Dans le champ de bataille, Jérôme Colin crée un double de papier: un père contemporain, passé à la quarantaine, dans laquelle il se débat dépassé par son rôle de chargé de famille, de mari, d’adulte.
Credit Photo : Ganaëlle Glume
J’aime bien Jérôme Colin. Pour de mauvaises raisons littéraires. Je l’écoutais à la radio fin des années 90 et il anime, depuis 2002, une émission culturelle dans laquelle il convoie des célébrités à l’arrière d’un taxi bruxellois.
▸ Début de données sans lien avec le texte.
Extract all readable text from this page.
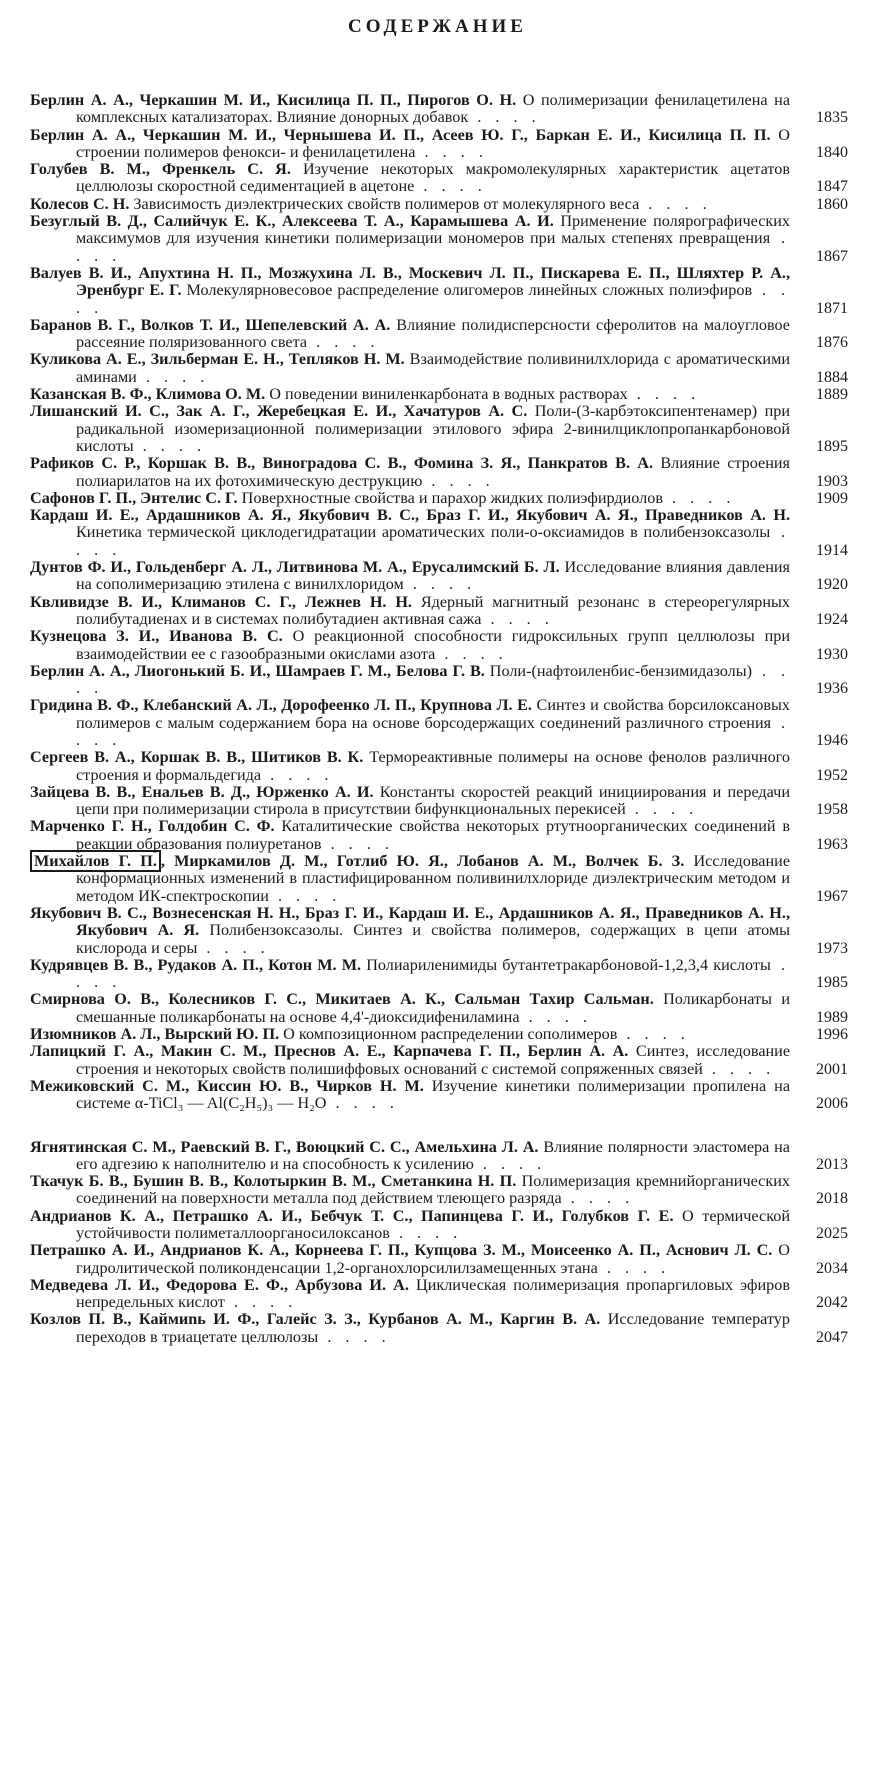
СОДЕРЖАНИЕ
Берлин А. А., Черкашин М. И., Кисилица П. П., Пирогов О. Н. О полимеризации фенилацетилена на комплексных катализаторах. Влияние донорных добавок . . . .	1835
Берлин А. А., Черкашин М. И., Чернышева И. П., Асеев Ю. Г., Баркан Е. И., Кисилица П. П. О строении полимеров фенокси- и фенилацетилена . . . .	1840
Голубев В. М., Френкель С. Я. Изучение некоторых макромолекулярных характеристик ацетатов целлюлозы скоростной седиментацией в ацетоне . . . .	1847
Колесов С. Н. Зависимость диэлектрических свойств полимеров от молекулярного веса . . . .	1860
Безуглый В. Д., Салийчук Е. К., Алексеева Т. А., Карамышева А. И. Применение полярографических максимумов для изучения кинетики полимеризации мономеров при малых степенях превращения . . . .	1867
Валуев В. И., Апухтина Н. П., Мозжухина Л. В., Москевич Л. П., Пискарева Е. П., Шляхтер Р. А., Эренбург Е. Г. Молекулярновесовое распределение олигомеров линейных сложных полиэфиров . . . .	1871
Баранов В. Г., Волков Т. И., Шепелевский А. А. Влияние полидисперсности сферолитов на малоугловое рассеяние поляризованного света . . . .	1876
Куликова А. Е., Зильберман Е. Н., Тепляков Н. М. Взаимодействие поливинилхлорида с ароматическими аминами . . . .	1884
Казанская В. Ф., Климова О. М. О поведении виниленкарбоната в водных растворах . . . .	1889
Лишанский И. С., Зак А. Г., Жеребецкая Е. И., Хачатуров А. С. Поли-(3-карбэтоксипентенамер) при радикальной изомеризационной полимеризации этилового эфира 2-винилциклопропанкарбоновой кислоты . . . .	1895
Рафиков С. Р., Коршак В. В., Виноградова С. В., Фомина З. Я., Панкратов В. А. Влияние строения полиарилатов на их фотохимическую деструкцию . . . .	1903
Сафонов Г. П., Энтелис С. Г. Поверхностные свойства и парахор жидких полиэфирдиолов . . . .	1909
Кардаш И. Е., Ардашников А. Я., Якубович В. С., Браз Г. И., Якубович А. Я., Праведников А. Н. Кинетика термической циклодегидратации ароматических поли-о-оксиамидов в полибензоксазолы . . . .	1914
Дунтов Ф. И., Гольденберг А. Л., Литвинова М. А., Ерусалимский Б. Л. Исследование влияния давления на сополимеризацию этилена с винилхлоридом . . . .	1920
Квливидзе В. И., Климанов С. Г., Лежнев Н. Н. Ядерный магнитный резонанс в стереорегулярных полибутадиенах и в системах полибутадиен активная сажа . . . .	1924
Кузнецова З. И., Иванова В. С. О реакционной способности гидроксильных групп целлюлозы при взаимодействии ее с газообразными окислами азота . . . .	1930
Берлин А. А., Лиогонький Б. И., Шамраев Г. М., Белова Г. В. Поли-(нафтоиленбис-бензимидазолы) . . . .	1936
Гридина В. Ф., Клебанский А. Л., Дорофеенко Л. П., Крупнова Л. Е. Синтез и свойства борсилоксановых полимеров с малым содержанием бора на основе борсодержащих соединений различного строения . . . .	1946
Сергеев В. А., Коршак В. В., Шитиков В. К. Термореактивные полимеры на основе фенолов различного строения и формальдегида . . . .	1952
Зайцева В. В., Енальев В. Д., Юрженко А. И. Константы скоростей реакций инициирования и передачи цепи при полимеризации стирола в присутствии бифункциональных перекисей . . . .	1958
Марченко Г. Н., Голдобин С. Ф. Каталитические свойства некоторых ртутноорганических соединений в реакции образования полиуретанов . . . .	1963
Михайлов Г. П. , Миркамилов Д. М., Готлиб Ю. Я., Лобанов А. М., Волчек Б. З. Исследование конформационных изменений в пластифицированном поливинилхлориде диэлектрическим методом и методом ИК-спектроскопии . . . .	1967
Якубович В. С., Вознесенская Н. Н., Браз Г. И., Кардаш И. Е., Ардашников А. Я., Праведников А. Н., Якубович А. Я. Полибензоксазолы. Синтез и свойства полимеров, содержащих в цепи атомы кислорода и серы . . . .	1973
Кудрявцев В. В., Рудаков А. П., Котон М. М. Полиариленимиды бутантетракарбоновой-1,2,3,4 кислоты . . . .	1985
Смирнова О. В., Колесников Г. С., Микитаев А. К., Сальман Тахир Сальман. Поликарбонаты и смешанные поликарбонаты на основе 4,4'-диоксидифениламина . . . .	1989
Изюмников А. Л., Вырский Ю. П. О композиционном распределении сополимеров . . . .	1996
Лапицкий Г. А., Макин С. М., Преснов А. Е., Карпачева Г. П., Берлин А. А. Синтез, исследование строения и некоторых свойств полишиффовых оснований с системой сопряженных связей . . . .	2001
Межиковский С. М., Киссин Ю. В., Чирков Н. М. Изучение кинетики полимеризации пропилена на системе α-TiCl₃ — Al(C₂H₅)₃ — H₂O . . . .	2006
Ягнятинская С. М., Раевский В. Г., Воюцкий С. С., Амельхина Л. А. Влияние полярности эластомера на его адгезию к наполнителю и на способность к усилению . . . .	2013
Ткачук Б. В., Бушин В. В., Колотыркин В. М., Сметанкина Н. П. Полимеризация кремнийорганических соединений на поверхности металла под действием тлеющего разряда . . . .	2018
Андрианов К. А., Петрашко А. И., Бебчук Т. С., Папинцева Г. И., Голубков Г. Е. О термической устойчивости полиметаллоорганосилоксанов . . . .	2025
Петрашко А. И., Андрианов К. А., Корнеева Г. П., Купцова З. М., Моисеенко А. П., Аснович Л. С. О гидролитической поликонденсации 1,2-органохлорсилилзамещенных этана . . . .	2034
Медведева Л. И., Федорова Е. Ф., Арбузова И. А. Циклическая полимеризация пропаргиловых эфиров непредельных кислот . . . .	2042
Козлов П. В., Каймиnь И. Ф., Галейс З. З., Курбанов А. М., Каргин В. А. Исследование температур переходов в триацетате целлюлозы . . . .	2047
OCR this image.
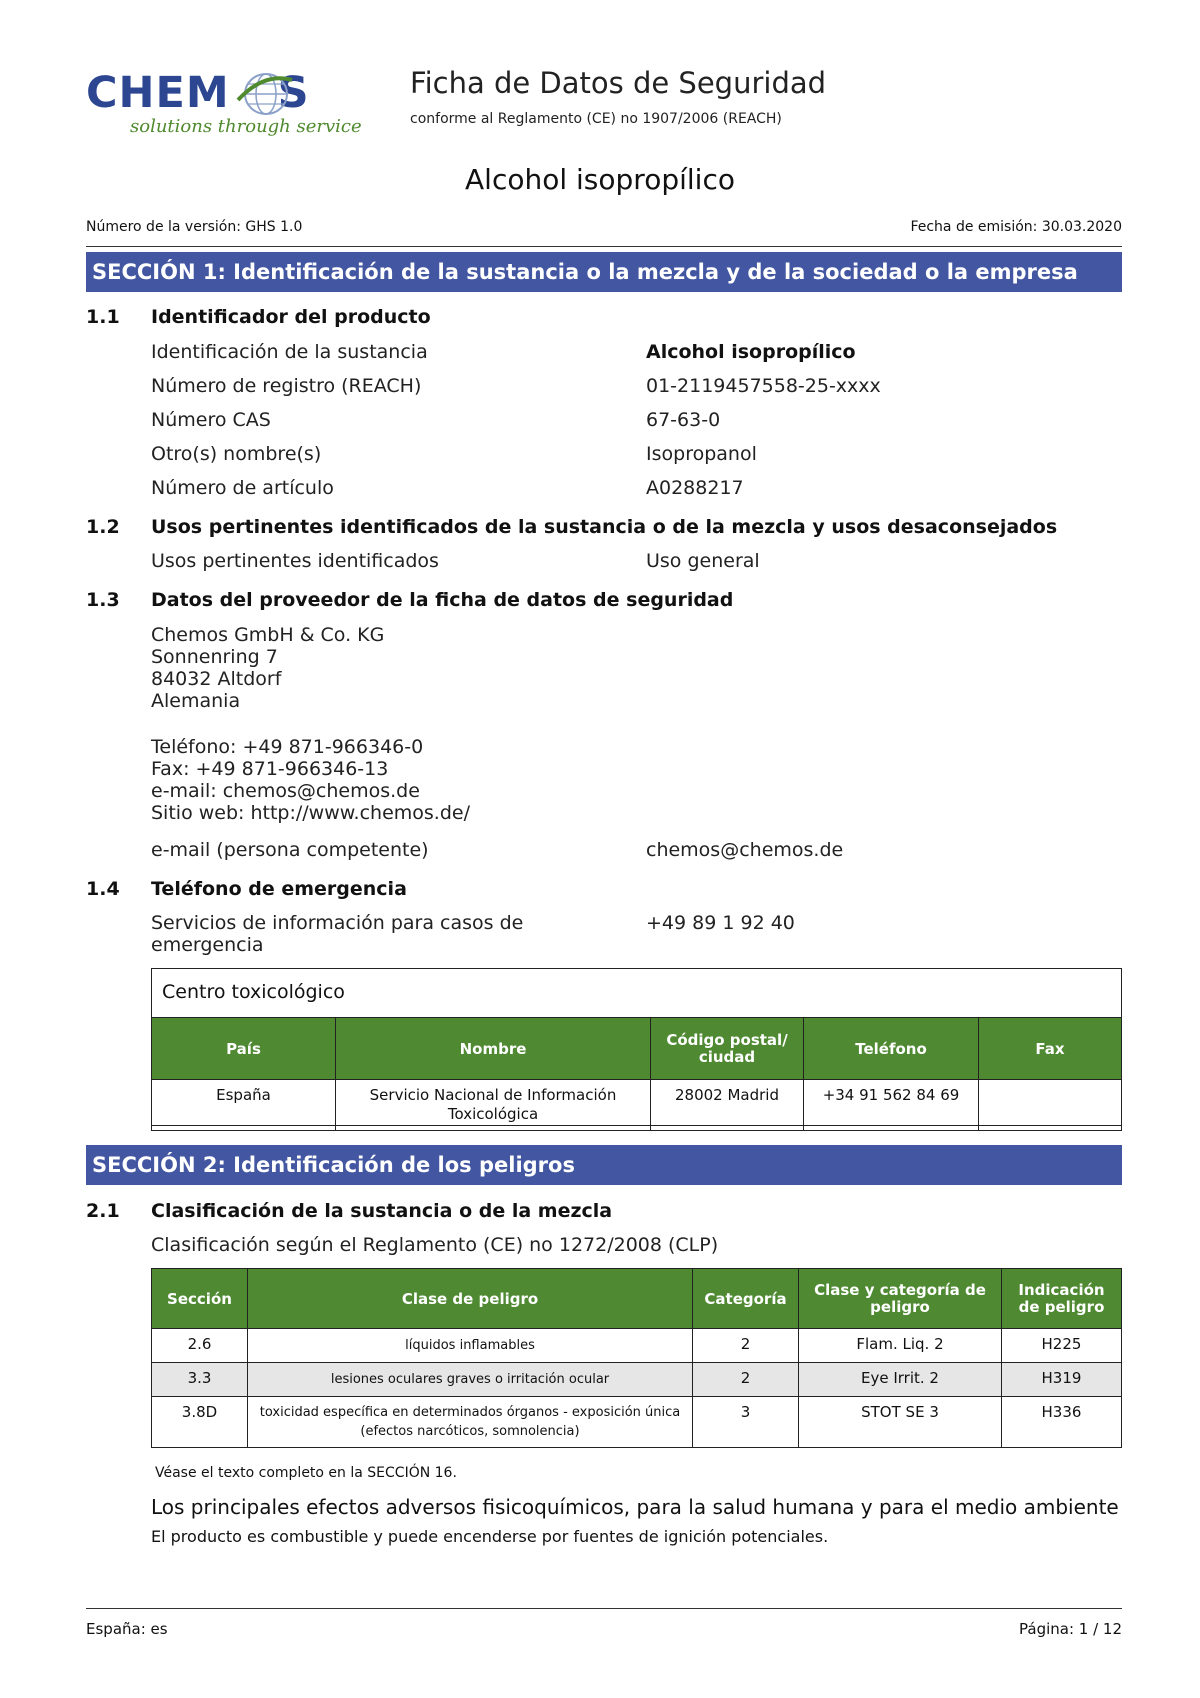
CHEM   S
solutions through service
Ficha de Datos de Seguridad
conforme al Reglamento (CE) no 1907/2006 (REACH)
Alcohol isopropílico
Número de la versión: GHS 1.0	Fecha de emisión: 30.03.2020
SECCIÓN 1: Identificación de la sustancia o la mezcla y de la sociedad o la empresa
1.1 Identificador del producto
Identificación de la sustancia	Alcohol isopropílico
Número de registro (REACH)	01-2119457558-25-xxxx
Número CAS	67-63-0
Otro(s) nombre(s)	Isopropanol
Número de artículo	A0288217
1.2 Usos pertinentes identificados de la sustancia o de la mezcla y usos desaconsejados
Usos pertinentes identificados	Uso general
1.3 Datos del proveedor de la ficha de datos de seguridad
Chemos GmbH & Co. KG
Sonnenring 7
84032 Altdorf
Alemania
Teléfono: +49 871-966346-0
Fax: +49 871-966346-13
e-mail: chemos@chemos.de
Sitio web: http://www.chemos.de/
e-mail (persona competente)	chemos@chemos.de
1.4 Teléfono de emergencia
Servicios de información para casos de
emergencia
+49 89 1 92 40
Centro toxicológico
País	Nombre	Código postal/ ciudad	Teléfono	Fax
España	Servicio Nacional de Información Toxicológica	28002 Madrid	+34 91 562 84 69	
SECCIÓN 2: Identificación de los peligros
2.1 Clasificación de la sustancia o de la mezcla
Clasificación según el Reglamento (CE) no 1272/2008 (CLP)
Sección	Clase de peligro	Categoría	Clase y categoría de peligro	Indicación de peligro
2.6	líquidos inflamables	2	Flam. Liq. 2	H225
3.3	lesiones oculares graves o irritación ocular	2	Eye Irrit. 2	H319
3.8D	toxicidad específica en determinados órganos - exposición única (efectos narcóticos, somnolencia)	3	STOT SE 3	H336
Véase el texto completo en la SECCIÓN 16.
Los principales efectos adversos fisicoquímicos, para la salud humana y para el medio ambiente
El producto es combustible y puede encenderse por fuentes de ignición potenciales.
España: es	Página: 1 / 12
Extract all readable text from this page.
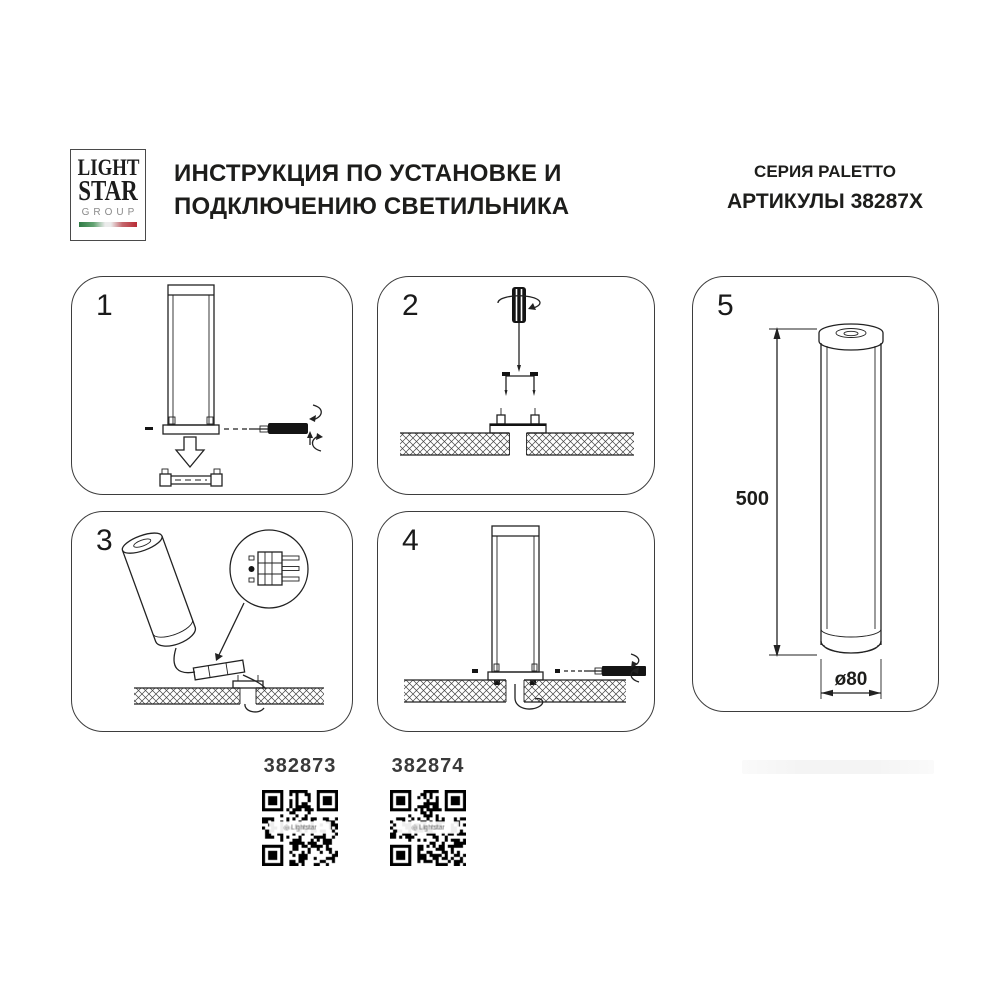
LIGHT
STAR
GROUP
ИНСТРУКЦИЯ ПО УСТАНОВКЕ И
ПОДКЛЮЧЕНИЮ СВЕТИЛЬНИКА
СЕРИЯ PALETTO
АРТИКУЛЫ 38287X
1	2
3	4
5
500
ø80
382873	382874
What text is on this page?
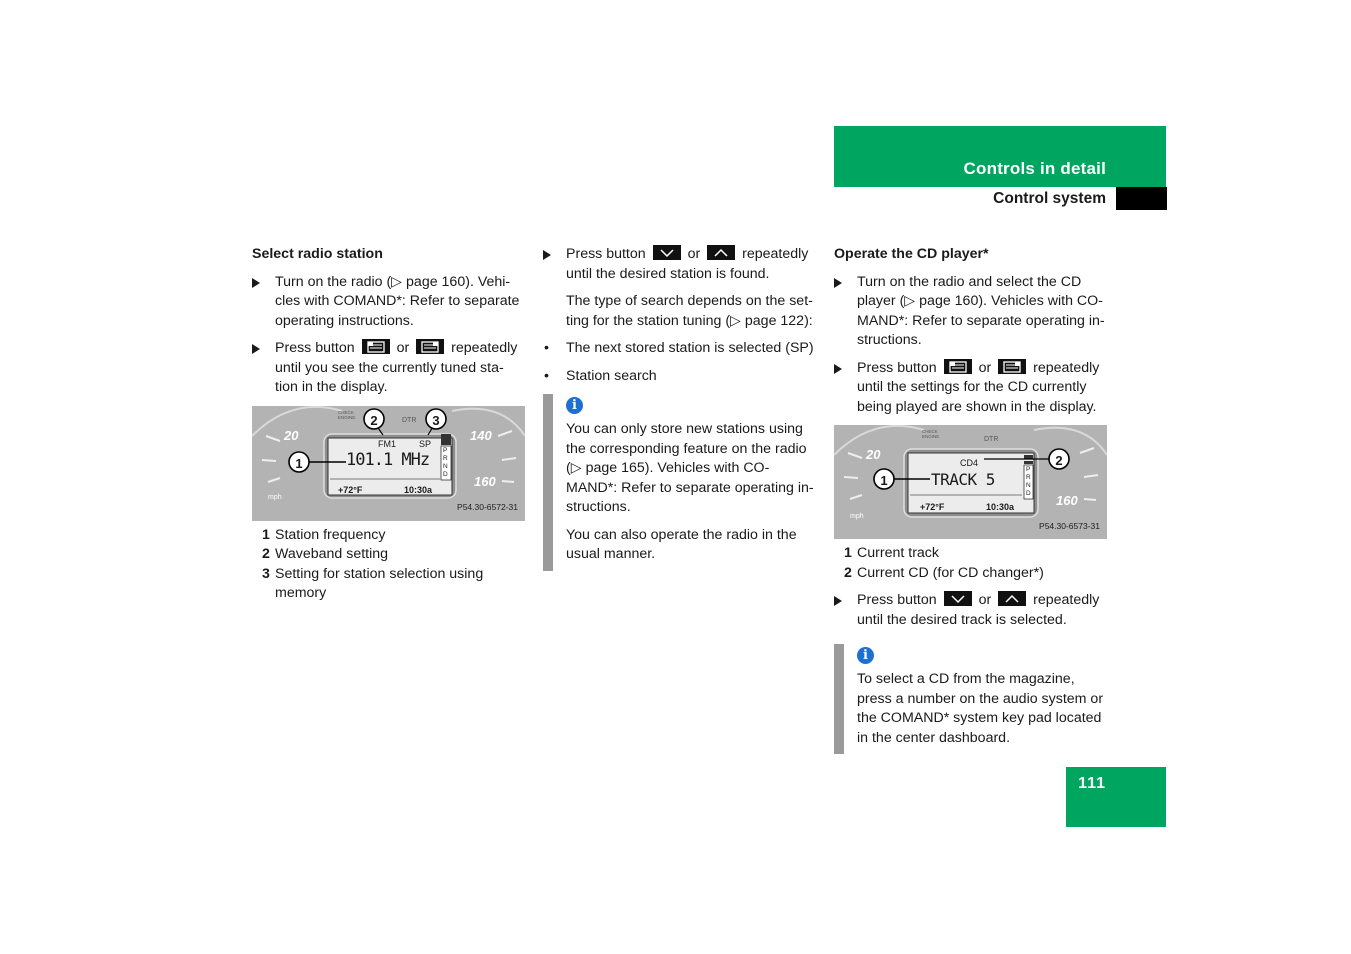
Controls in detail
Control system
Select radio station
Turn on the radio (▷ page 160). Vehi-cles with COMAND*: Refer to separate operating instructions.
Press button	or	repeatedly until you see the currently tuned sta-tion in the display.
20	140
160
mph
CHECK ENGINE	DTR
FM1	SP
101.1 MHz
+72°F	10:30a
PRND
2	3
1
P54.30-6572-31
1 Station frequency
2 Waveband setting
3 Setting for station selection using memory
Press button	or	repeatedly until the desired station is found.
The type of search depends on the set-ting for the station tuning (▷ page 122):
• The next stored station is selected (SP)
• Station search
i
You can only store new stations using the corresponding feature on the radio (▷ page 165). Vehicles with CO-MAND*: Refer to separate operating in-structions.
You can also operate the radio in the usual manner.
Operate the CD player*
Turn on the radio and select the CD player (▷ page 160). Vehicles with CO-MAND*: Refer to separate operating in-structions.
Press button	or	repeatedly until the settings for the CD currently being played are shown in the display.
20
160
mph
CHECK ENGINE	DTR
CD4
TRACK 5
+72°F	10:30a
PRND
1
2
P54.30-6573-31
1 Current track
2 Current CD (for CD changer*)
Press button	or	repeatedly until the desired track is selected.
i
To select a CD from the magazine, press a number on the audio system or the COMAND* system key pad located in the center dashboard.
111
Je l’aime bien aussi pour des raisons qui peuvent donner le bon brassin pour un roman : son franc parler et sa tête de con… Deux qualités (oui ce sont des qualités) qui lui ont valu jadis, d’avoir à quitter sa place d’animateur à l’antenne de Pure Fm et que j’ai retrouvé récemment dans un extrait d’une interview pour la sortie de son nouveau livre où il fustige, en quelques phrases, l’incapacité du système scolaire à s’adapter au monde contemporain. Or comme le premier fondement d’un roman que j’aime bien consiste souvent en sa faculté de me projeter dans l’imaginaire de l’auteur, et à travers lui dans la peau de son héros… J’ai eu envie de découvrir son second essai romanesque publié aux éditions Allary.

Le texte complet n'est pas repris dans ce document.